There’s a story here, and it’s sad. Your father was brutally murdered before your eyes…kind of just like how Batman’s parents went down. Now you must train hard, eat chicken, and punch dudes in the face to earn your place in the Punch Club ranks. All of this serves for you to discover who ended your father’s life and get that sweet, sweet revenge. I’m not there yet, still pretty low in the ranks, because it can be hard to multi-task, and so I’m splitting my time between multiple tasks, not sure what to really be focusing on in the short term. I figure it is better right now to earn money and buy training gear for my garage than keep paying the expensive gym fees, and that’s my main goal. The problem is something else always gets in the way.

Punch Club, for those that don’t know, comes from Lazy Bear Games and is a boxing tycoon management game with multiple branching storylines. Your goal is pretty clear from the start, but how you get there depends on whether you want to legitimately climb the rankings or take the more ridiculous, shady route. I’m kind of dancing between both paths at the moment, unsure where my loyalty lies, but I’ll eventually need to pick a path and stick to it.

Whatever task you’re completing, whether is it punching a bag or delivering pizza, gameplay boils down to watching a series of fluctuating statistic bars representing your various levels go up or down and then judging when enough is enough. Every activity essentially fills up some and empties others, with time given a crucial stat bar of its own. It’s an approach that carries through to the most important portion of Punch Club: training up your fighter. You can improve your brawler’s three core attributes–strength, agility, and stamina–by using certain pieces of gym equipment. However, your abilities will degrade over time when you’re not exercising, so it’s best to reserve the really hard graft for the period just before your next fight, to better your chances for climbing that ladder.

I’m usually not one for management sims, but Punch Club has both an aesthetic and attitude that I really do dig.

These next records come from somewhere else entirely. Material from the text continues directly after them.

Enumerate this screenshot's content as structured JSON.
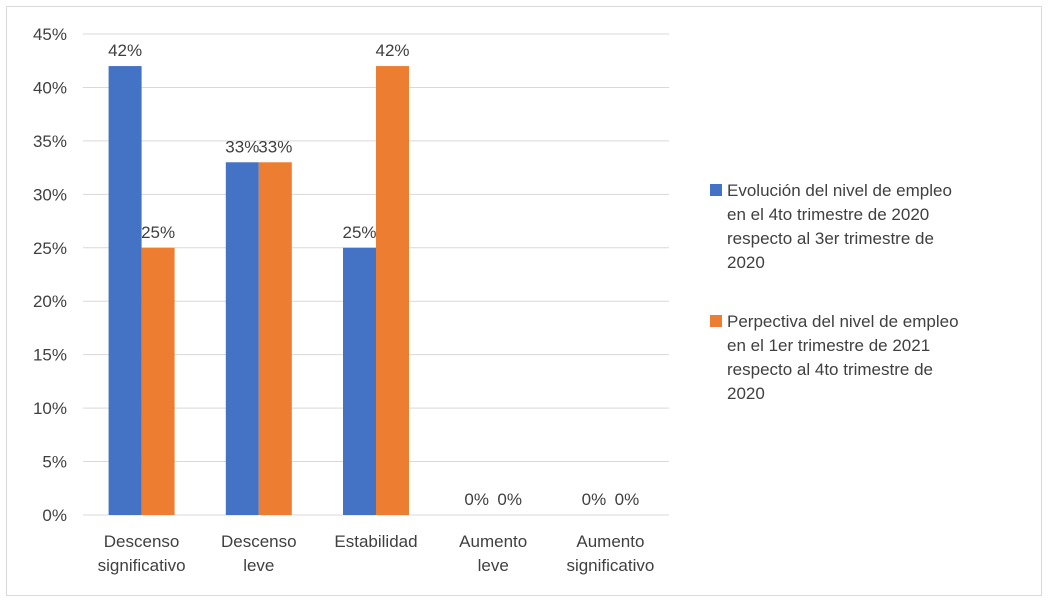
{
  "chart_data": {
    "type": "bar",
    "categories": [
      [
        "Descenso",
        "significativo"
      ],
      [
        "Descenso",
        "leve"
      ],
      [
        "Estabilidad"
      ],
      [
        "Aumento",
        "leve"
      ],
      [
        "Aumento",
        "significativo"
      ]
    ],
    "series": [
      {
        "name": [
          "Evolución del nivel de empleo",
          "en el 4to trimestre de 2020",
          "respecto al 3er trimestre de",
          "2020"
        ],
        "color": "#4472C4",
        "values": [
          42,
          33,
          25,
          0,
          0
        ],
        "labels": [
          "42%",
          "33%",
          "25%",
          "0%",
          "0%"
        ]
      },
      {
        "name": [
          "Perpectiva del nivel de empleo",
          "en el 1er trimestre de 2021",
          "respecto al 4to trimestre de",
          "2020"
        ],
        "color": "#ED7D31",
        "values": [
          25,
          33,
          42,
          0,
          0
        ],
        "labels": [
          "25%",
          "33%",
          "42%",
          "0%",
          "0%"
        ]
      }
    ],
    "ylim": [
      0,
      45
    ],
    "yticks": [
      "0%",
      "5%",
      "10%",
      "15%",
      "20%",
      "25%",
      "30%",
      "35%",
      "40%",
      "45%"
    ],
    "grid": true,
    "gridColor": "#d9d9d9",
    "legend": "right"
  }
}
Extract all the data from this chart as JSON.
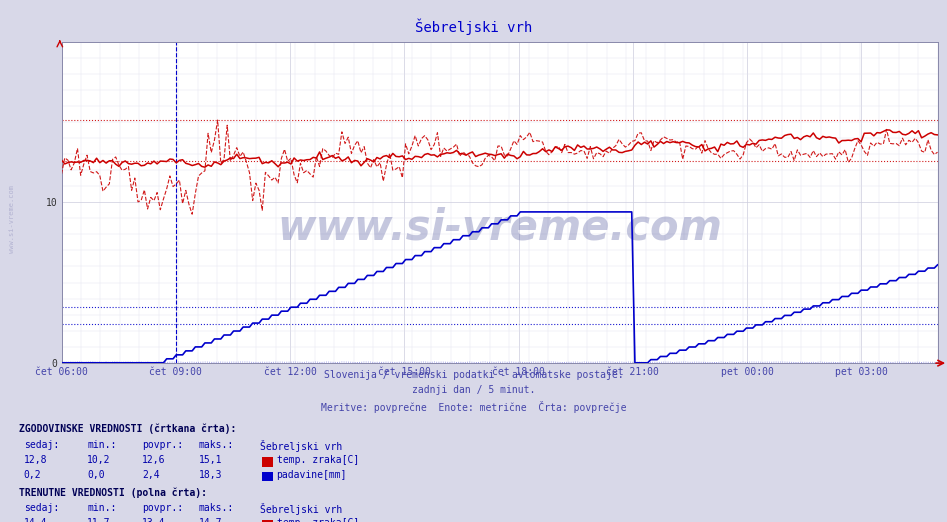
{
  "title": "Šebreljski vrh",
  "title_color": "#0000cc",
  "bg_color": "#d8d8e8",
  "plot_bg_color": "#ffffff",
  "grid_color": "#ccccdd",
  "grid_color_minor": "#e0e0ee",
  "subtitle_lines": [
    "Slovenija / vremenski podatki - avtomatske postaje.",
    "zadnji dan / 5 minut.",
    "Meritve: povprečne  Enote: metrične  Črta: povprečje"
  ],
  "subtitle_color": "#4444aa",
  "xlabel_color": "#4444aa",
  "xticklabels": [
    "čet 06:00",
    "čet 09:00",
    "čet 12:00",
    "čet 15:00",
    "čet 18:00",
    "čet 21:00",
    "pet 00:00",
    "pet 03:00"
  ],
  "xtick_positions": [
    0,
    180,
    360,
    540,
    720,
    900,
    1080,
    1260
  ],
  "ytick_labels": [
    "0",
    "10"
  ],
  "ytick_positions": [
    0,
    10
  ],
  "ylim": [
    0,
    20
  ],
  "xlim": [
    0,
    1380
  ],
  "temp_color": "#cc0000",
  "precip_color": "#0000cc",
  "ref_line_temp_high": 15.1,
  "ref_line_temp_low": 12.6,
  "ref_line_precip_high": 2.4,
  "ref_line_precip_low": 3.5,
  "vertical_line_x": 180,
  "watermark": "www.si-vreme.com",
  "watermark_color": "#1a237e",
  "side_label": "www.si-vreme.com",
  "side_label_color": "#aaaacc"
}
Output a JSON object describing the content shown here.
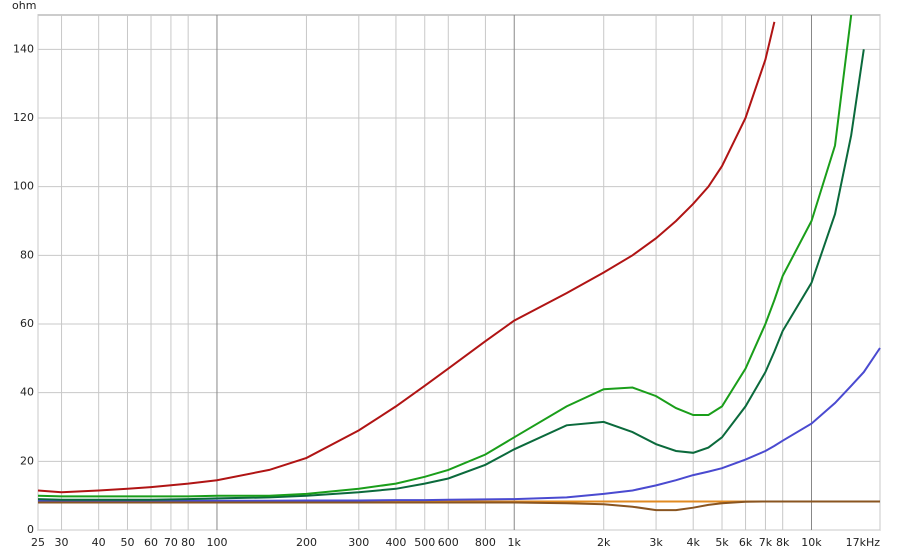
{
  "chart_data": {
    "type": "line",
    "y_label": "ohm",
    "log_x": true,
    "grid": true,
    "xlim": [
      25,
      17000
    ],
    "ylim": [
      0,
      150
    ],
    "xticks": [
      25,
      30,
      40,
      50,
      60,
      70,
      80,
      100,
      200,
      300,
      400,
      500,
      600,
      800,
      {
        "value": 1000,
        "label": "1k"
      },
      {
        "value": 2000,
        "label": "2k"
      },
      {
        "value": 3000,
        "label": "3k"
      },
      {
        "value": 4000,
        "label": "4k"
      },
      {
        "value": 5000,
        "label": "5k"
      },
      {
        "value": 6000,
        "label": "6k"
      },
      {
        "value": 7000,
        "label": "7k"
      },
      {
        "value": 8000,
        "label": "8k"
      },
      {
        "value": 10000,
        "label": "10k"
      },
      {
        "value": 17000,
        "label": "17kHz"
      }
    ],
    "yticks": [
      0,
      20,
      40,
      60,
      80,
      100,
      120,
      140
    ],
    "x": [
      25,
      30,
      40,
      50,
      60,
      80,
      100,
      150,
      200,
      300,
      400,
      500,
      600,
      800,
      1000,
      1500,
      2000,
      2500,
      3000,
      3500,
      4000,
      4500,
      5000,
      6000,
      7000,
      7500,
      8000,
      10000,
      12000,
      13600,
      15000,
      17000
    ],
    "series": [
      {
        "color": "#e08a20",
        "values": [
          8.3,
          8.3,
          8.3,
          8.3,
          8.3,
          8.3,
          8.3,
          8.3,
          8.3,
          8.3,
          8.3,
          8.3,
          8.3,
          8.3,
          8.3,
          8.3,
          8.3,
          8.3,
          8.3,
          8.3,
          8.3,
          8.3,
          8.3,
          8.3,
          8.3,
          8.3,
          8.3,
          8.3,
          8.3,
          8.3,
          8.3,
          8.3
        ]
      },
      {
        "color": "#4a4ad0",
        "values": [
          8.5,
          8.5,
          8.5,
          8.5,
          8.5,
          8.5,
          8.5,
          8.5,
          8.6,
          8.6,
          8.7,
          8.7,
          8.8,
          8.9,
          9,
          9.5,
          10.5,
          11.5,
          13,
          14.5,
          16,
          17,
          18,
          20.5,
          23,
          24.5,
          26,
          31,
          37,
          42,
          46,
          53
        ]
      },
      {
        "color": "#8a5520",
        "values": [
          8,
          8,
          8,
          8,
          8,
          8,
          8,
          8,
          8,
          8,
          8,
          8,
          8,
          8,
          8,
          7.8,
          7.5,
          6.8,
          5.8,
          5.8,
          6.5,
          7.3,
          7.8,
          8.2,
          8.3,
          8.3,
          8.3,
          8.3,
          8.3,
          8.3,
          8.3,
          8.3
        ]
      },
      {
        "color": "#0b6a3c",
        "values": [
          9,
          8.8,
          8.8,
          8.8,
          8.8,
          9,
          9.2,
          9.5,
          10,
          11,
          12,
          13.5,
          15,
          19,
          23.5,
          30.5,
          31.5,
          28.5,
          25,
          23,
          22.5,
          24,
          27,
          36,
          46,
          52,
          58,
          72,
          92,
          115,
          140,
          null
        ]
      },
      {
        "color": "#1a9e1a",
        "values": [
          10,
          9.8,
          9.8,
          9.8,
          9.8,
          9.8,
          10,
          10,
          10.5,
          12,
          13.5,
          15.5,
          17.5,
          22,
          27,
          36,
          41,
          41.5,
          39,
          35.5,
          33.5,
          33.5,
          36,
          47,
          60,
          67,
          74,
          90,
          112,
          150,
          null,
          null
        ]
      },
      {
        "color": "#b01414",
        "values": [
          11.5,
          11,
          11.5,
          12,
          12.5,
          13.5,
          14.5,
          17.5,
          21,
          29,
          36,
          42,
          47,
          55,
          61,
          69,
          75,
          80,
          85,
          90,
          95,
          100,
          106,
          120,
          137,
          148,
          null,
          null,
          null,
          null,
          null,
          null
        ]
      }
    ]
  }
}
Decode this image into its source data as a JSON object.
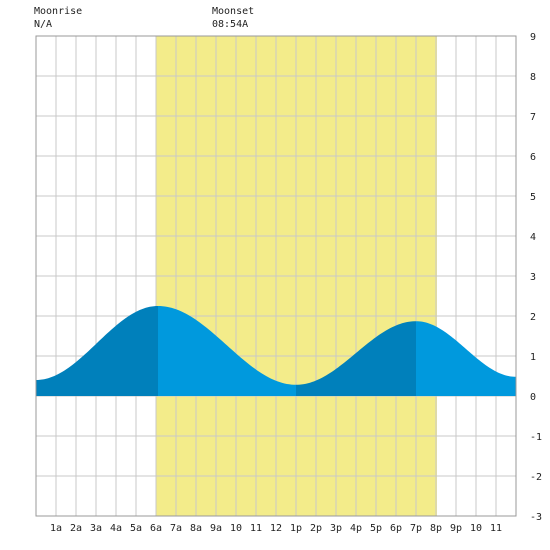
{
  "moon": {
    "moonrise_label": "Moonrise",
    "moonrise_value": "N/A",
    "moonset_label": "Moonset",
    "moonset_value": "08:54A"
  },
  "colors": {
    "background": "#ffffff",
    "daylight": "#f3ec8a",
    "grid": "#c8c8c8",
    "tide_dark": "#0080bb",
    "tide_light": "#0099dd",
    "text": "#222222"
  },
  "chart_data": {
    "type": "area",
    "title": "",
    "xlabel": "",
    "ylabel": "",
    "xlim": [
      0,
      24
    ],
    "ylim": [
      -3,
      9
    ],
    "yticks": [
      -3,
      -2,
      -1,
      0,
      1,
      2,
      3,
      4,
      5,
      6,
      7,
      8,
      9
    ],
    "xtick_labels": [
      "1a",
      "2a",
      "3a",
      "4a",
      "5a",
      "6a",
      "7a",
      "8a",
      "9a",
      "10",
      "11",
      "12",
      "1p",
      "2p",
      "3p",
      "4p",
      "5p",
      "6p",
      "7p",
      "8p",
      "9p",
      "10",
      "11"
    ],
    "daylight_hours": [
      6.0,
      20.05
    ],
    "tide_extrema": [
      {
        "hour": 0.0,
        "height": 0.4,
        "kind": "start"
      },
      {
        "hour": 6.1,
        "height": 2.25,
        "kind": "high"
      },
      {
        "hour": 13.0,
        "height": 0.28,
        "kind": "low"
      },
      {
        "hour": 19.0,
        "height": 1.87,
        "kind": "high"
      },
      {
        "hour": 24.0,
        "height": 0.48,
        "kind": "end"
      }
    ]
  }
}
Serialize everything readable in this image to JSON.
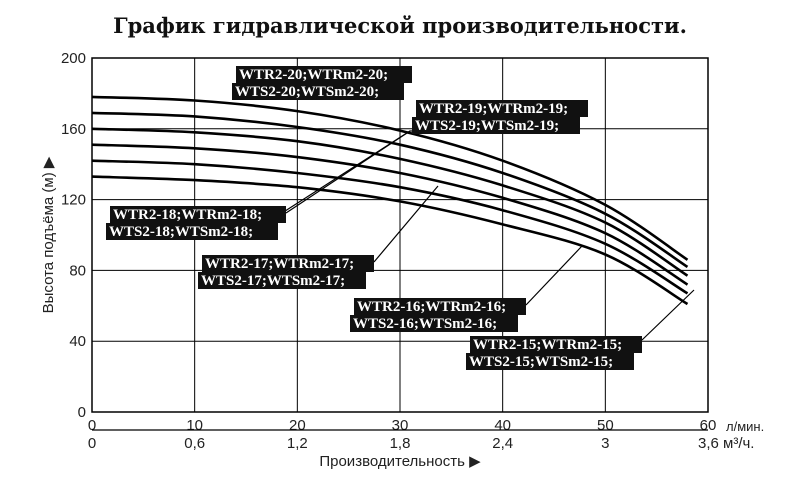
{
  "chart_data": {
    "type": "line",
    "title": "График гидравлической производительности.",
    "ylabel": "Высота подъёма (м) ▶",
    "xlabel": "Производительность ▶",
    "x_unit_top": "л/мин.",
    "x_unit_bottom": "3,6 м³/ч.",
    "ylim": [
      0,
      200
    ],
    "xlim": [
      0,
      60
    ],
    "grid": true,
    "y_ticks": [
      "0",
      "40",
      "80",
      "120",
      "160",
      "200"
    ],
    "x_ticks_top": [
      "0",
      "10",
      "20",
      "30",
      "40",
      "50",
      "60"
    ],
    "x_ticks_bottom": [
      "0",
      "0,6",
      "1,2",
      "1,8",
      "2,4",
      "3"
    ],
    "series": [
      {
        "x": [
          0,
          10,
          20,
          30,
          40,
          50,
          58
        ],
        "values": [
          178,
          176,
          170,
          159,
          142,
          117,
          86
        ]
      },
      {
        "x": [
          0,
          10,
          20,
          30,
          40,
          50,
          58
        ],
        "values": [
          169,
          167,
          161,
          151,
          135,
          112,
          82
        ]
      },
      {
        "x": [
          0,
          10,
          20,
          30,
          40,
          50,
          58
        ],
        "values": [
          160,
          158,
          153,
          143,
          128,
          107,
          77
        ]
      },
      {
        "x": [
          0,
          10,
          20,
          30,
          40,
          50,
          58
        ],
        "values": [
          151,
          149,
          144,
          135,
          121,
          101,
          72
        ]
      },
      {
        "x": [
          0,
          10,
          20,
          30,
          40,
          50,
          58
        ],
        "values": [
          142,
          140,
          135,
          127,
          114,
          95,
          67
        ]
      },
      {
        "x": [
          0,
          10,
          20,
          30,
          40,
          50,
          58
        ],
        "values": [
          133,
          131,
          127,
          119,
          106,
          89,
          61
        ]
      }
    ],
    "annotations": [
      {
        "id": "s20",
        "lines": [
          "WTR2-20;WTRm2-20;",
          "WTS2-20;WTSm2-20;"
        ]
      },
      {
        "id": "s19",
        "lines": [
          "WTR2-19;WTRm2-19;",
          "WTS2-19;WTSm2-19;"
        ]
      },
      {
        "id": "s18",
        "lines": [
          "WTR2-18;WTRm2-18;",
          "WTS2-18;WTSm2-18;"
        ]
      },
      {
        "id": "s17",
        "lines": [
          "WTR2-17;WTRm2-17;",
          "WTS2-17;WTSm2-17;"
        ]
      },
      {
        "id": "s16",
        "lines": [
          "WTR2-16;WTRm2-16;",
          "WTS2-16;WTSm2-16;"
        ]
      },
      {
        "id": "s15",
        "lines": [
          "WTR2-15;WTRm2-15;",
          "WTS2-15;WTSm2-15;"
        ]
      }
    ]
  }
}
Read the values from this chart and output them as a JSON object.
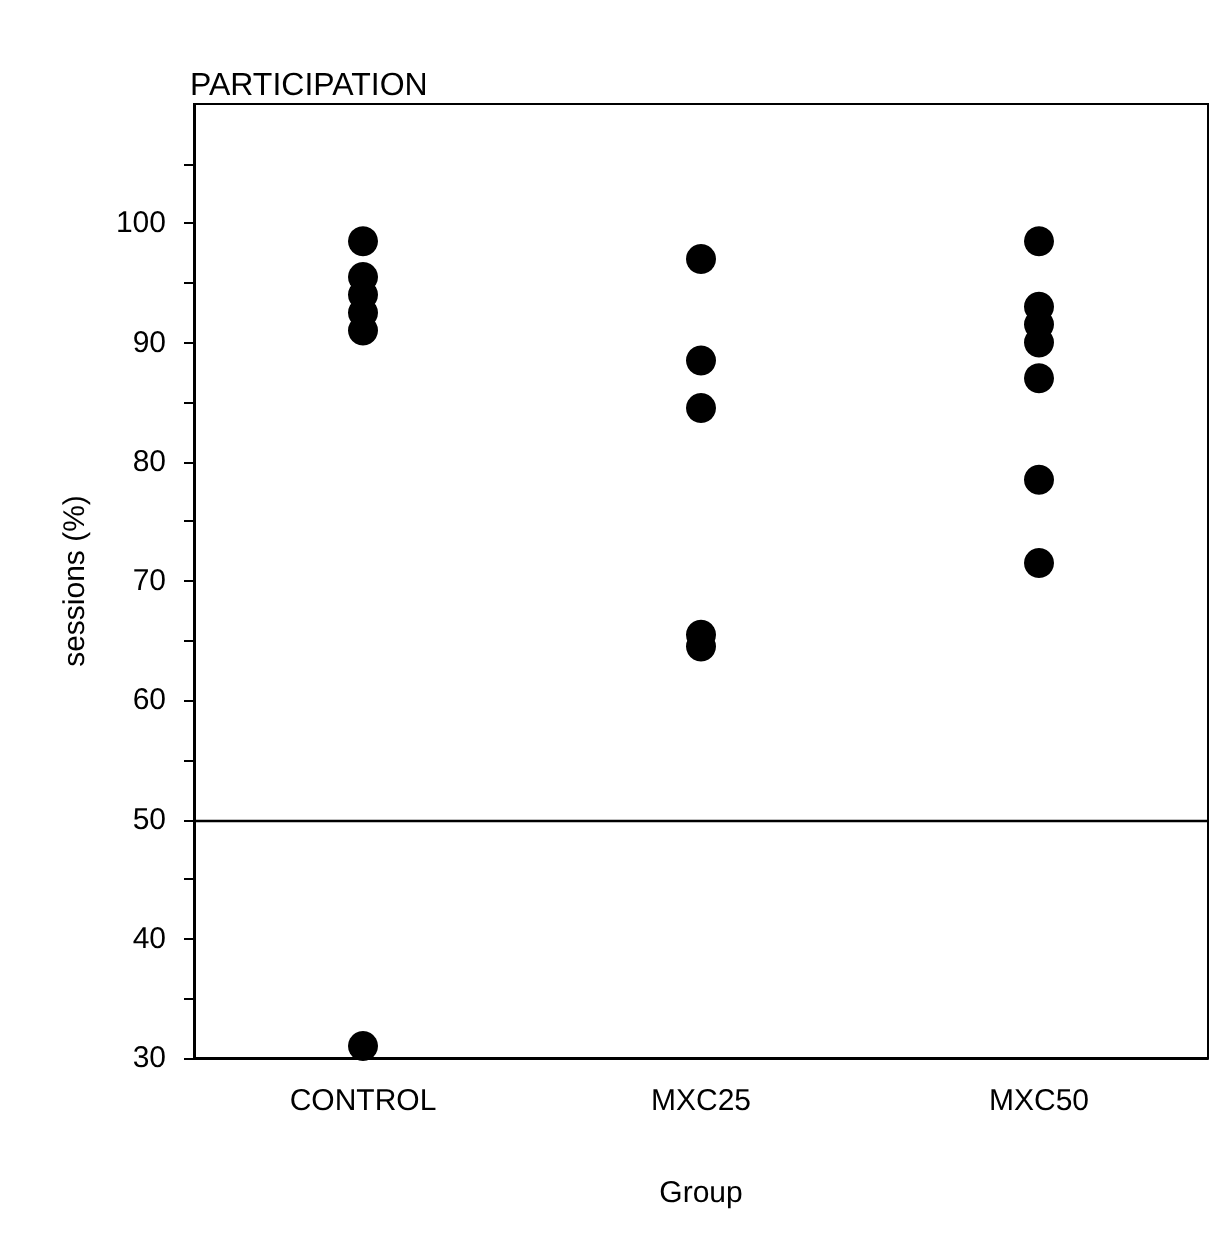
{
  "chart_data": {
    "type": "scatter",
    "title": "PARTICIPATION",
    "xlabel": "Group",
    "ylabel": "sessions (%)",
    "categories": [
      "CONTROL",
      "MXC25",
      "MXC50"
    ],
    "series": [
      {
        "color": "#000000",
        "x": [
          "CONTROL",
          "CONTROL",
          "CONTROL",
          "CONTROL",
          "CONTROL",
          "CONTROL",
          "MXC25",
          "MXC25",
          "MXC25",
          "MXC25",
          "MXC25",
          "MXC50",
          "MXC50",
          "MXC50",
          "MXC50",
          "MXC50",
          "MXC50",
          "MXC50"
        ],
        "values": [
          98.5,
          95.5,
          94,
          92.5,
          91,
          31,
          97,
          88.5,
          84.5,
          65.5,
          64.5,
          98.5,
          93,
          91.5,
          90,
          87,
          78.5,
          71.5
        ]
      }
    ],
    "ylim": [
      30,
      110
    ],
    "yticks": [
      30,
      {
        "value": 35,
        "label": null
      },
      40,
      {
        "value": 45,
        "label": null
      },
      50,
      {
        "value": 55,
        "label": null
      },
      60,
      {
        "value": 65,
        "label": null
      },
      70,
      {
        "value": 75,
        "label": null
      },
      80,
      {
        "value": 85,
        "label": null
      },
      90,
      {
        "value": 95,
        "label": null
      },
      100,
      {
        "value": 105,
        "label": null
      }
    ],
    "ref_lines": [
      {
        "axis": "y",
        "value": 50,
        "color": "#000000"
      }
    ],
    "grid": false,
    "marker": "circle"
  }
}
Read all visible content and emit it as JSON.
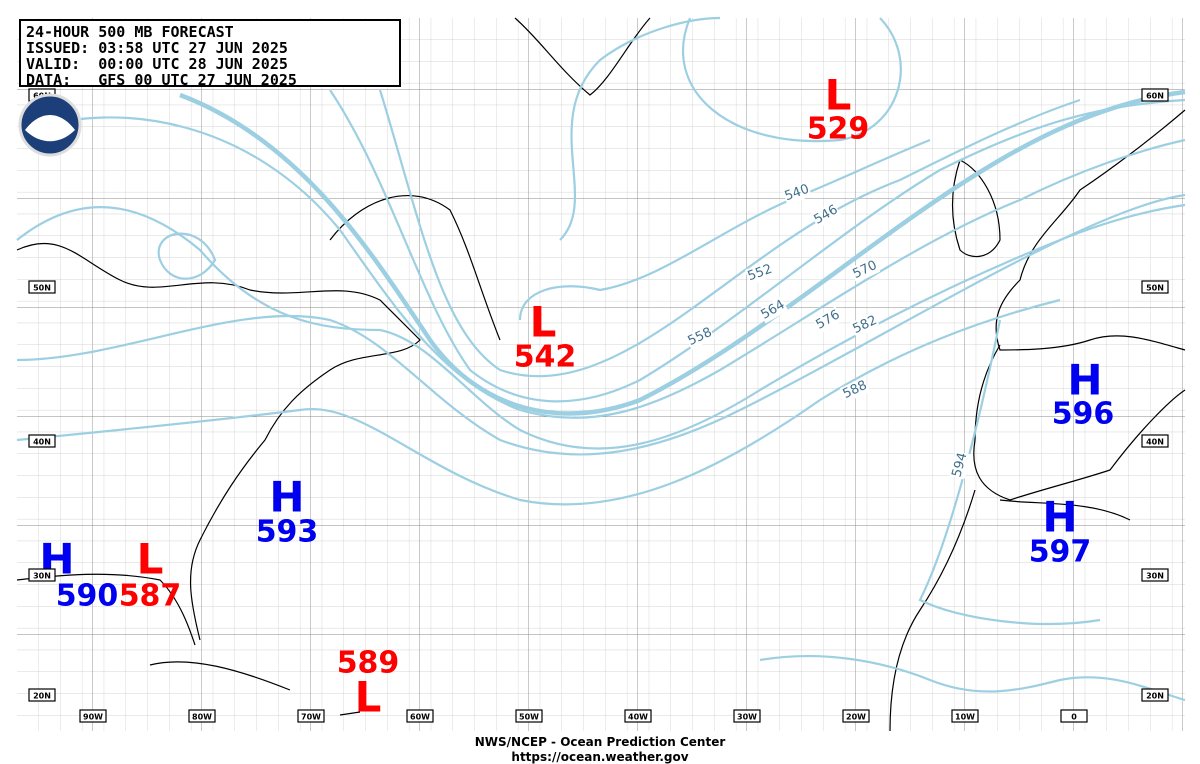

It doesn’t take itself too seriously. This is basically a sim of a 1980s fighter movie, so all the nostalgia is quite warranted. I won’t spoil all the references, but you’ll see loving nods to Rocky, Blood Sport, Cobra, The Teenage Mutant Ninja Turtles, Mortal Kombat, Street Fighter, Fight Club, Aliens, and more. The game itself uses pixel art, and it’s better than anything you probably ever saw on the SNES, with more colors and attention to detail. It might not be for everyone, but it’s definitively for me.

I don’t know how far up the ladder my trainee will get, but, for the time being, I’ll keep climbing.